I. Fister, S. Deb, I. Fister, „Population-based metaheuristics for Association Rule Text Mining“, in Proceedings of the 2020 4th International Conference on Intelligent Systems, Metaheuristics & Swarm Intelligence, New York, NY, USA, mar. 2020, pp. 19–23. doi: 10.1145/3396474.3396493.

Parameters:

max_terms (int) – Maximum number of terms in association rule..
features (list[str]) – List of unique terms in the corpus.
transactions (pandas.Dataframe) – The tf-idf matrix.
metrics (Union[Dict[str, float], Sequence[str]]) – Metrics to take into account when computing the fitness. Metrics can either be passed as a Dict of pairs {‘metric_name’: <weight of metric>} or a sequence of metrics as strings, in which case, the weights of the metrics will be set to 1.
threshold (Optional[float]) – Threshold of tf-idf weights. If a weight is less than or equal to the threshold, the term is not included in the transaction. Default: 0.
logging (bool) – Enable logging of fitness improvements. Default: False.

rules

A list of mined text rules.

Type:: RuleList

class niaarm.text.TextRule(antecedent, consequent, fitness=0.0, transactions=None, threshold=0)

Bases: Rule

Class representing a text association rule.

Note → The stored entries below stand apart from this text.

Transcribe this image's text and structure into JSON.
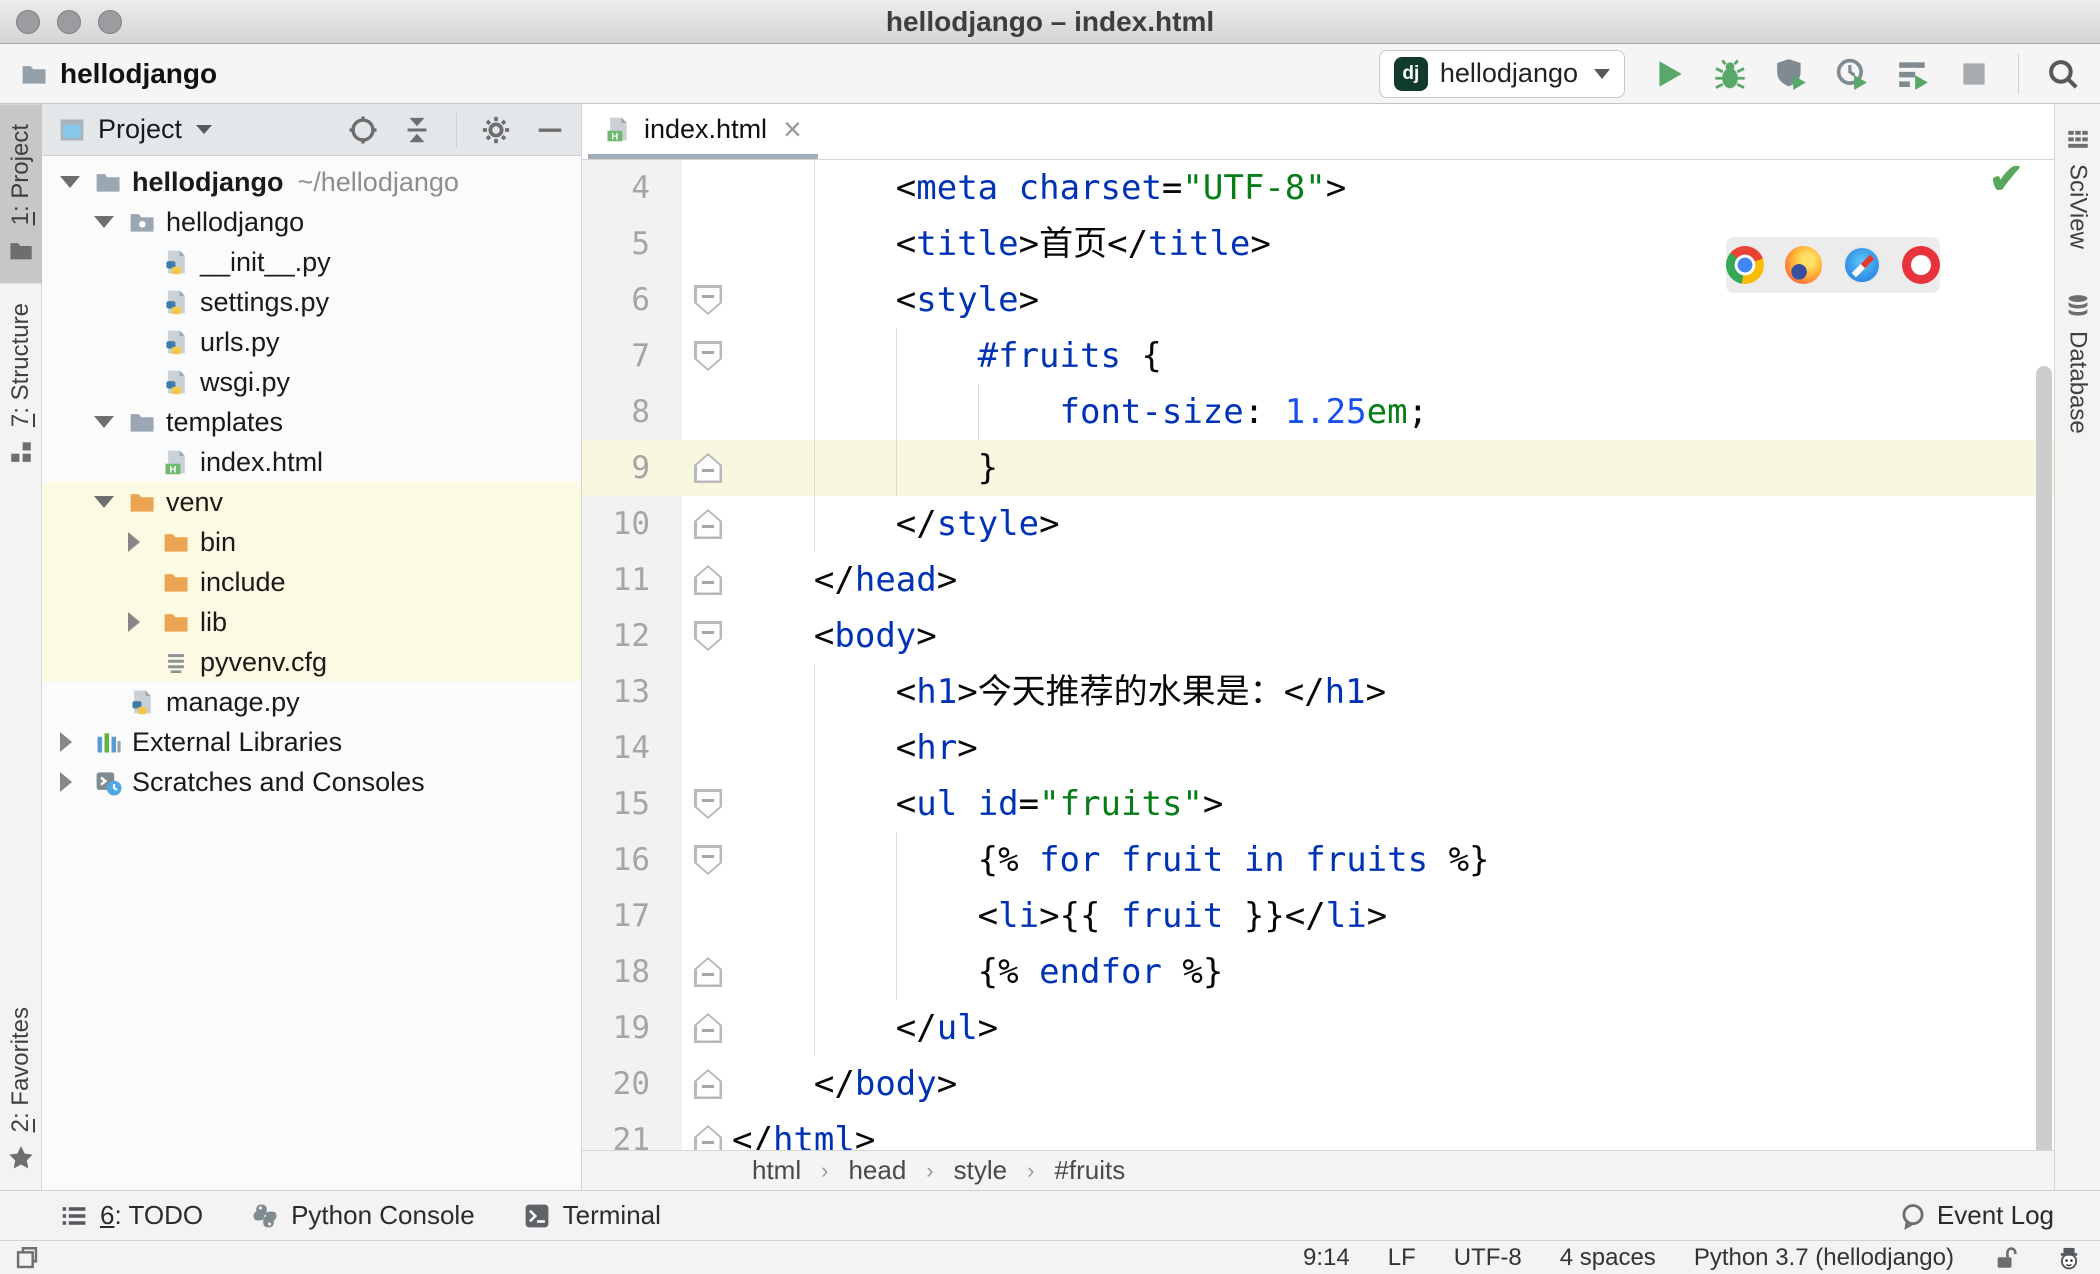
{
  "window": {
    "title": "hellodjango – index.html"
  },
  "toolbar": {
    "project_name": "hellodjango",
    "run_config": "hellodjango",
    "run_config_badge": "dj",
    "icons": [
      "run-icon",
      "debug-icon",
      "run-with-coverage-icon",
      "profiler-icon",
      "concurrency-icon",
      "stop-icon",
      "search-everywhere-icon"
    ]
  },
  "left_stripe": {
    "top": [
      {
        "label": "1: Project",
        "icon": "project-folder",
        "active": true
      },
      {
        "label": "7: Structure",
        "icon": "structure-grid",
        "active": false
      }
    ],
    "bottom": [
      {
        "label": "2: Favorites",
        "icon": "star",
        "active": false
      }
    ]
  },
  "right_stripe": [
    {
      "label": "SciView",
      "icon": "sciview-grid"
    },
    {
      "label": "Database",
      "icon": "database-stack"
    }
  ],
  "project_panel": {
    "title": "Project",
    "header_icons": [
      "locate-icon",
      "collapse-all-icon",
      "gear-icon",
      "hide-icon"
    ],
    "tree": [
      {
        "depth": 0,
        "chevron": "down",
        "icon": "folder",
        "label": "hellodjango",
        "hint": "~/hellodjango",
        "bold": true,
        "highlight": false
      },
      {
        "depth": 1,
        "chevron": "down",
        "icon": "folder-package",
        "label": "hellodjango",
        "highlight": false
      },
      {
        "depth": 2,
        "chevron": "none",
        "icon": "python-file",
        "label": "__init__.py",
        "highlight": false
      },
      {
        "depth": 2,
        "chevron": "none",
        "icon": "python-file",
        "label": "settings.py",
        "highlight": false
      },
      {
        "depth": 2,
        "chevron": "none",
        "icon": "python-file",
        "label": "urls.py",
        "highlight": false
      },
      {
        "depth": 2,
        "chevron": "none",
        "icon": "python-file",
        "label": "wsgi.py",
        "highlight": false
      },
      {
        "depth": 1,
        "chevron": "down",
        "icon": "folder",
        "label": "templates",
        "highlight": false
      },
      {
        "depth": 2,
        "chevron": "none",
        "icon": "html-file",
        "label": "index.html",
        "highlight": false
      },
      {
        "depth": 1,
        "chevron": "down",
        "icon": "folder-excluded",
        "label": "venv",
        "highlight": true
      },
      {
        "depth": 2,
        "chevron": "right",
        "icon": "folder-excluded",
        "label": "bin",
        "highlight": true
      },
      {
        "depth": 2,
        "chevron": "none",
        "icon": "folder-excluded",
        "label": "include",
        "highlight": true
      },
      {
        "depth": 2,
        "chevron": "right",
        "icon": "folder-excluded",
        "label": "lib",
        "highlight": true
      },
      {
        "depth": 2,
        "chevron": "none",
        "icon": "text-file",
        "label": "pyvenv.cfg",
        "highlight": true
      },
      {
        "depth": 1,
        "chevron": "none",
        "icon": "python-file",
        "label": "manage.py",
        "highlight": false
      },
      {
        "depth": 0,
        "chevron": "right",
        "icon": "external-libs",
        "label": "External Libraries",
        "highlight": false
      },
      {
        "depth": 0,
        "chevron": "right",
        "icon": "scratches",
        "label": "Scratches and Consoles",
        "highlight": false
      }
    ]
  },
  "editor": {
    "tab": {
      "label": "index.html",
      "icon": "html-file",
      "close": "×"
    },
    "inspection_status": "check-ok",
    "popup_browsers": [
      "chrome",
      "firefox",
      "safari",
      "opera"
    ],
    "breadcrumbs": [
      "html",
      "head",
      "style",
      "#fruits"
    ],
    "lines": [
      {
        "num": 4,
        "indent": 8,
        "fold": "none",
        "current": false,
        "guides": [
          4
        ],
        "tokens": [
          [
            "p",
            "<"
          ],
          [
            "b",
            "meta"
          ],
          [
            "x",
            " "
          ],
          [
            "b",
            "charset"
          ],
          [
            "p",
            "="
          ],
          [
            "g",
            "\"UTF-8\""
          ],
          [
            "p",
            ">"
          ]
        ]
      },
      {
        "num": 5,
        "indent": 8,
        "fold": "none",
        "current": false,
        "guides": [
          4
        ],
        "tokens": [
          [
            "p",
            "<"
          ],
          [
            "b",
            "title"
          ],
          [
            "p",
            ">"
          ],
          [
            "x",
            "首页"
          ],
          [
            "p",
            "</"
          ],
          [
            "b",
            "title"
          ],
          [
            "p",
            ">"
          ]
        ]
      },
      {
        "num": 6,
        "indent": 8,
        "fold": "start",
        "current": false,
        "guides": [
          4
        ],
        "tokens": [
          [
            "p",
            "<"
          ],
          [
            "b",
            "style"
          ],
          [
            "p",
            ">"
          ]
        ]
      },
      {
        "num": 7,
        "indent": 12,
        "fold": "start",
        "current": false,
        "guides": [
          4,
          8
        ],
        "tokens": [
          [
            "b",
            "#fruits"
          ],
          [
            "x",
            " "
          ],
          [
            "p",
            "{"
          ]
        ]
      },
      {
        "num": 8,
        "indent": 16,
        "fold": "none",
        "current": false,
        "guides": [
          4,
          8,
          12
        ],
        "tokens": [
          [
            "b",
            "font-size"
          ],
          [
            "p",
            ":"
          ],
          [
            "x",
            " "
          ],
          [
            "n",
            "1.25"
          ],
          [
            "g",
            "em"
          ],
          [
            "p",
            ";"
          ]
        ]
      },
      {
        "num": 9,
        "indent": 12,
        "fold": "end",
        "current": true,
        "guides": [
          4,
          8
        ],
        "tokens": [
          [
            "p",
            "}"
          ]
        ]
      },
      {
        "num": 10,
        "indent": 8,
        "fold": "end",
        "current": false,
        "guides": [
          4
        ],
        "tokens": [
          [
            "p",
            "</"
          ],
          [
            "b",
            "style"
          ],
          [
            "p",
            ">"
          ]
        ]
      },
      {
        "num": 11,
        "indent": 4,
        "fold": "end",
        "current": false,
        "guides": [],
        "tokens": [
          [
            "p",
            "</"
          ],
          [
            "b",
            "head"
          ],
          [
            "p",
            ">"
          ]
        ]
      },
      {
        "num": 12,
        "indent": 4,
        "fold": "start",
        "current": false,
        "guides": [],
        "tokens": [
          [
            "p",
            "<"
          ],
          [
            "b",
            "body"
          ],
          [
            "p",
            ">"
          ]
        ]
      },
      {
        "num": 13,
        "indent": 8,
        "fold": "none",
        "current": false,
        "guides": [
          4
        ],
        "tokens": [
          [
            "p",
            "<"
          ],
          [
            "b",
            "h1"
          ],
          [
            "p",
            ">"
          ],
          [
            "x",
            "今天推荐的水果是："
          ],
          [
            "p",
            "</"
          ],
          [
            "b",
            "h1"
          ],
          [
            "p",
            ">"
          ]
        ]
      },
      {
        "num": 14,
        "indent": 8,
        "fold": "none",
        "current": false,
        "guides": [
          4
        ],
        "tokens": [
          [
            "p",
            "<"
          ],
          [
            "b",
            "hr"
          ],
          [
            "p",
            ">"
          ]
        ]
      },
      {
        "num": 15,
        "indent": 8,
        "fold": "start",
        "current": false,
        "guides": [
          4
        ],
        "tokens": [
          [
            "p",
            "<"
          ],
          [
            "b",
            "ul"
          ],
          [
            "x",
            " "
          ],
          [
            "b",
            "id"
          ],
          [
            "p",
            "="
          ],
          [
            "g",
            "\"fruits\""
          ],
          [
            "p",
            ">"
          ]
        ]
      },
      {
        "num": 16,
        "indent": 12,
        "fold": "start",
        "current": false,
        "guides": [
          4,
          8
        ],
        "tokens": [
          [
            "p",
            "{%"
          ],
          [
            "x",
            " "
          ],
          [
            "b",
            "for"
          ],
          [
            "x",
            " "
          ],
          [
            "v",
            "fruit"
          ],
          [
            "x",
            " "
          ],
          [
            "b",
            "in"
          ],
          [
            "x",
            " "
          ],
          [
            "v",
            "fruits"
          ],
          [
            "x",
            " "
          ],
          [
            "p",
            "%}"
          ]
        ]
      },
      {
        "num": 17,
        "indent": 12,
        "fold": "none",
        "current": false,
        "guides": [
          4,
          8
        ],
        "tokens": [
          [
            "p",
            "<"
          ],
          [
            "b",
            "li"
          ],
          [
            "p",
            ">"
          ],
          [
            "p",
            "{{"
          ],
          [
            "x",
            " "
          ],
          [
            "v",
            "fruit"
          ],
          [
            "x",
            " "
          ],
          [
            "p",
            "}}"
          ],
          [
            "p",
            "</"
          ],
          [
            "b",
            "li"
          ],
          [
            "p",
            ">"
          ]
        ]
      },
      {
        "num": 18,
        "indent": 12,
        "fold": "end",
        "current": false,
        "guides": [
          4,
          8
        ],
        "tokens": [
          [
            "p",
            "{%"
          ],
          [
            "x",
            " "
          ],
          [
            "b",
            "endfor"
          ],
          [
            "x",
            " "
          ],
          [
            "p",
            "%}"
          ]
        ]
      },
      {
        "num": 19,
        "indent": 8,
        "fold": "end",
        "current": false,
        "guides": [
          4
        ],
        "tokens": [
          [
            "p",
            "</"
          ],
          [
            "b",
            "ul"
          ],
          [
            "p",
            ">"
          ]
        ]
      },
      {
        "num": 20,
        "indent": 4,
        "fold": "end",
        "current": false,
        "guides": [],
        "tokens": [
          [
            "p",
            "</"
          ],
          [
            "b",
            "body"
          ],
          [
            "p",
            ">"
          ]
        ]
      },
      {
        "num": 21,
        "indent": 0,
        "fold": "end",
        "current": false,
        "guides": [],
        "tokens": [
          [
            "p",
            "</"
          ],
          [
            "b",
            "html"
          ],
          [
            "p",
            ">"
          ]
        ]
      }
    ]
  },
  "bottom_bar": {
    "items": [
      {
        "label": "6: TODO",
        "icon": "todo-list"
      },
      {
        "label": "Python Console",
        "icon": "python"
      },
      {
        "label": "Terminal",
        "icon": "terminal"
      }
    ],
    "event_log": "Event Log"
  },
  "status_bar": {
    "items": [
      "9:14",
      "LF",
      "UTF-8",
      "4 spaces",
      "Python 3.7 (hellodjango)"
    ],
    "icons": [
      "unlock-icon",
      "hector-icon",
      "toolwindows-icon"
    ]
  },
  "colors": {
    "tag_blue": "#0033B3",
    "string_green": "#067D17",
    "number_blue": "#1750EB",
    "run_green": "#59A869",
    "excluded_folder_orange": "#ECA352",
    "tree_highlight_yellow": "#FCFAE2",
    "caret_line_yellow": "#FAF7E1"
  }
}
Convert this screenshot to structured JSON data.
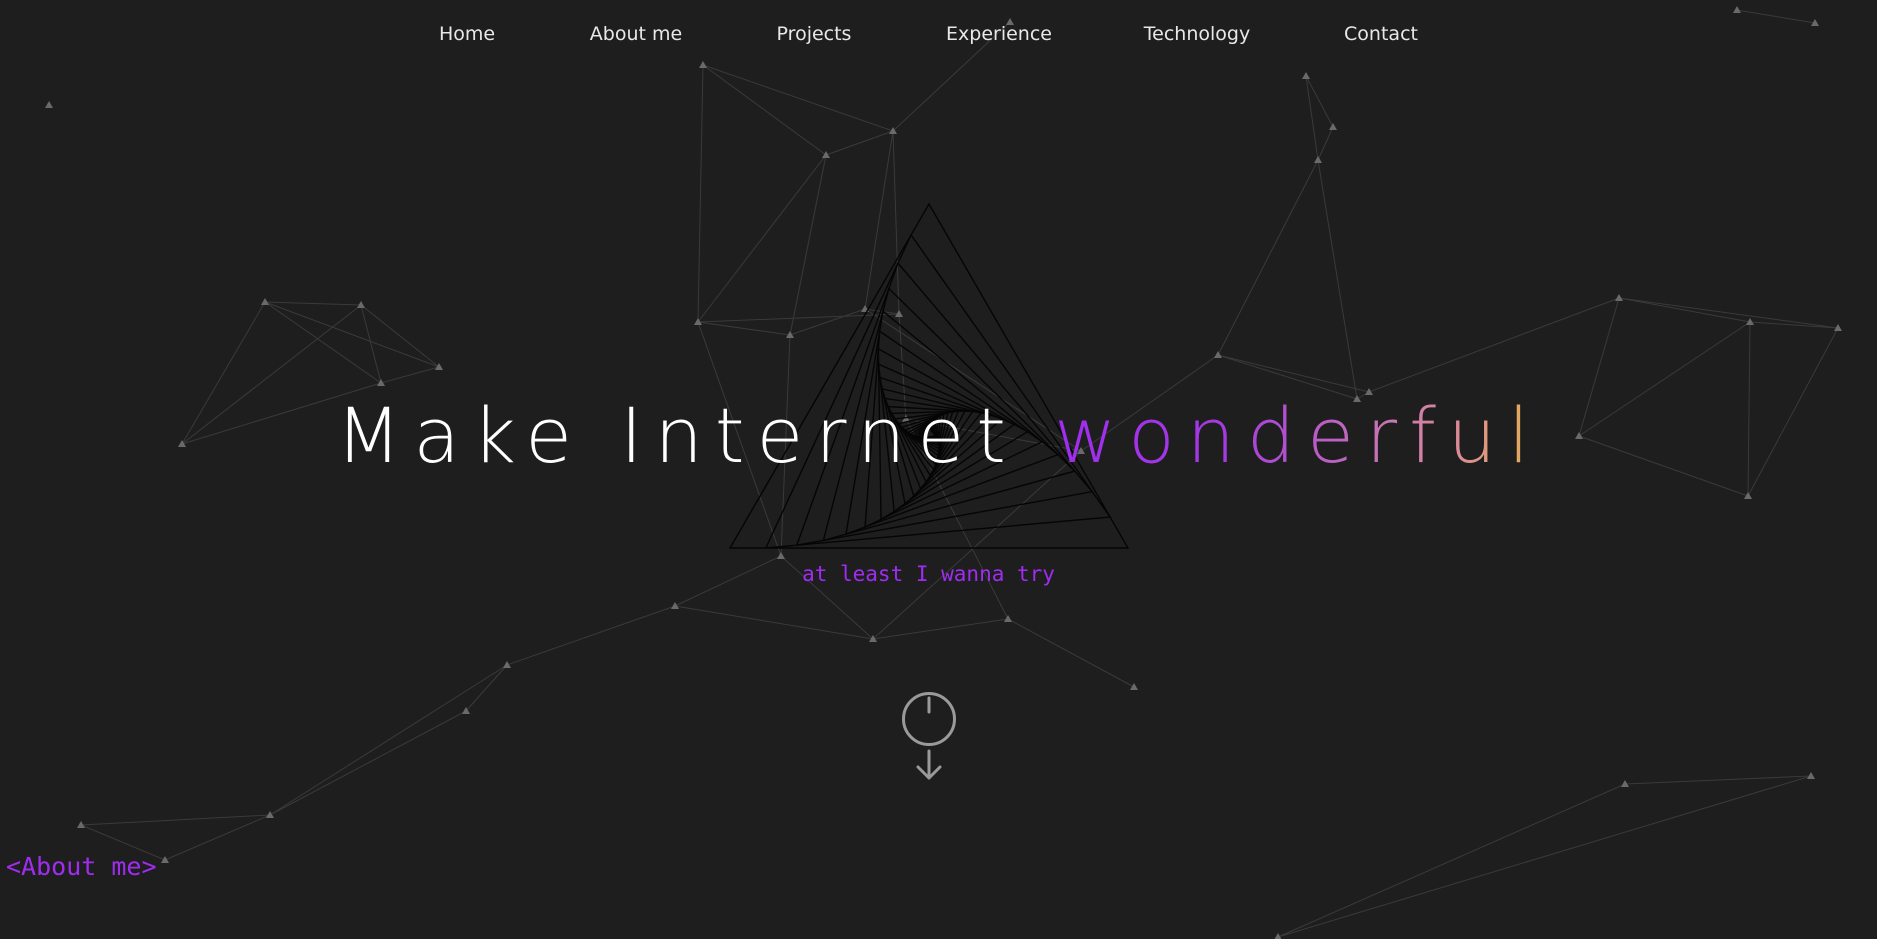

The class contains all the metrics in Rule, except for amplitude, which returns nan.

Parameters:

antecedent (list[str]) – A list of antecedent terms of the text rule.
consequent (list[str]) – A list of consequent terms of the text rule.
fitness (Optional[float]) – Fitness value of the text rule.
transactions (Optional[pandas.DataFrame]) – The tf-idf matrix as a pandas DataFrame.
threshold (Optional[float]) – Threshold of tf-idf weights. If a weight is less than or equal to the threshold, the term is not included in the transaction. Default: 0.

aws: The sum of tf-idf values for all the terms in the rule.